My Photo Stream is shutting down… should you worry?

Apple has long tried to support creative uses for the Mac, and one of those is photography. They also have tried to treat the iPhone as a serious tool for taking photos, but it has been a process of making good software to support photographers.

I remember back in the late 1990s that MacOS 7 and MacOS 8 did not come with any software for downloading photographs from my digital camera. Instead, I had to install software from the camera manufacturer (which oftentimes looked like an awful Windows port) or I had to find 3rd party shareware to work with my digital photos. It was kind of exciting when Mac OS X 10.1 from 2001 included a utility called Image Capture that could be used to download photos from your digital camera.

Less than a year later, Apple introduced the iPhoto program to help build interest in Mac OS X by providing a good tool for organizing and editing your photos. Some of its core technology was leveraged from Image Capture to continue making it very easy to import photos from a digital camera. I think it was a good effort, and I know many people who built their photography skills with the help of iPhoto. Apple even took a stab at a professional photographer’s tool that they called Aperture, but unfortunately, they abandoned it after a few years.

When the iPhone came out in 2007, it was not a very high quality camera compared to my dedicated digital camera, but it sure was way more convenient since I always had it with me. I could still use either Image Capture or iPhoto to import my photos from the iPhone, but it became a drudgery to always have to stop what I was doing and plug in my phone to my computer using a USB cable in order to save the photos.

Apple was worried about people losing their phones to theft or damage but it still took four years until iCloud was released in 2011 to address the wireless sync problem. iCloud included a cloud-based backup system for the iPhones called iCloud Backup. They tried to do the right thing and backup your undownloaded photographs, but those photographs could bloat the size of your cloud backups, sometimes causing problems. 

iCloud also included a solution for wirelessly downloading photos called Photo Stream, but it had limitations. The idea was that as you took photos with your iPhone and then returned home where you had Wi-Fi, the phone would try to upload up-to-the-last 1,000 photographs from up-to-the last 30 days to a temporary holding spot on your iCloud account. If you left your Mac running during that time, it would try to download those photos. It specifically did not support videos, and if your phone and computer were separated for more than 30 days  and/or if you took more than 1,000 photos, you were guaranteed to miss some of the photos. It was really not perfect.

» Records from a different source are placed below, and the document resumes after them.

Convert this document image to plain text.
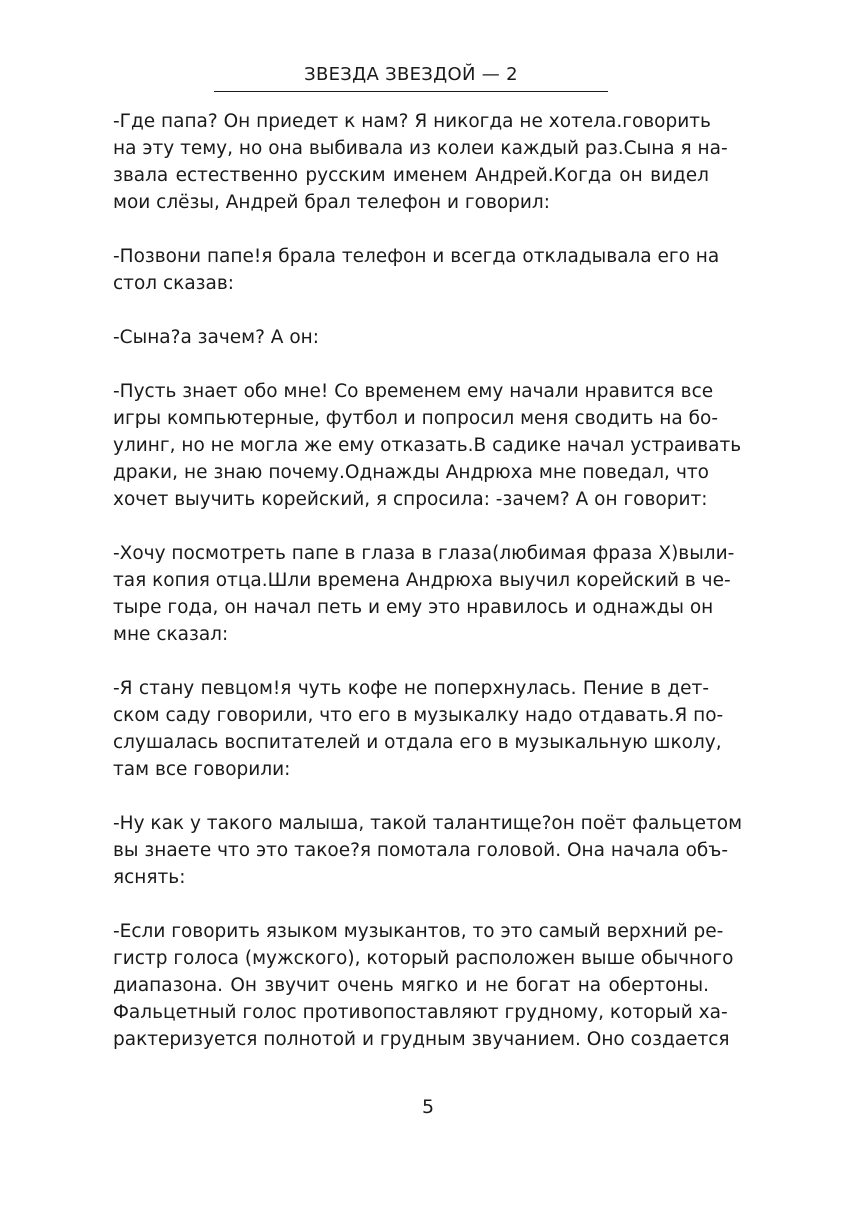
ЗВЕЗДА ЗВЕЗДОЙ — 2

-Где папа? Он приедет к нам? Я никогда не хотела.говорить
на эту тему, но она выбивала из колеи каждый раз.Сына я на-
звала естественно русским именем Андрей.Когда он видел
мои слёзы, Андрей брал телефон и говорил:

-Позвони папе!я брала телефон и всегда откладывала его на
стол сказав:

-Сына?а зачем? А он:

-Пусть знает обо мне! Со временем ему начали нравится все
игры компьютерные, футбол и попросил меня сводить на бо-
улинг, но не могла же ему отказать.В садике начал устраивать
драки, не знаю почему.Однажды Андрюха мне поведал, что
хочет выучить корейский, я спросила: -зачем? А он говорит:

-Хочу посмотреть папе в глаза в глаза(любимая фраза Х)выли-
тая копия отца.Шли времена Андрюха выучил корейский в че-
тыре года, он начал петь и ему это нравилось и однажды он
мне сказал:

-Я стану певцом!я чуть кофе не поперхнулась. Пение в дет-
ском саду говорили, что его в музыкалку надо отдавать.Я по-
слушалась воспитателей и отдала его в музыкальную школу,
там все говорили:

-Ну как у такого малыша, такой талантище?он поёт фальцетом
вы знаете что это такое?я помотала головой. Она начала объ-
яснять:

-Если говорить языком музыкантов, то это самый верхний ре-
гистр голоса (мужского), который расположен выше обычного
диапазона. Он звучит очень мягко и не богат на обертоны.
Фальцетный голос противопоставляют грудному, который ха-
рактеризуется полнотой и грудным звучанием. Оно создается

5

Three years later, Apple scrapped iPhoto and wrote a new program for macOS Yosemite 10.10 called Photos— this used the same name and even the same icon as the iPhone/iPad Photos program. The idea was to have a unified application that offered the same editing capabilities on all platforms, and to center the experience around a cloud-based library that Apple called iCloud Photo Library. 

Apple was finally able to realize its dream that you would see one single collection of photos that would always automatically stay in sync on all your devices. You could Edit or even erase a photo on any of your devices and know that those changes would show up on all the others.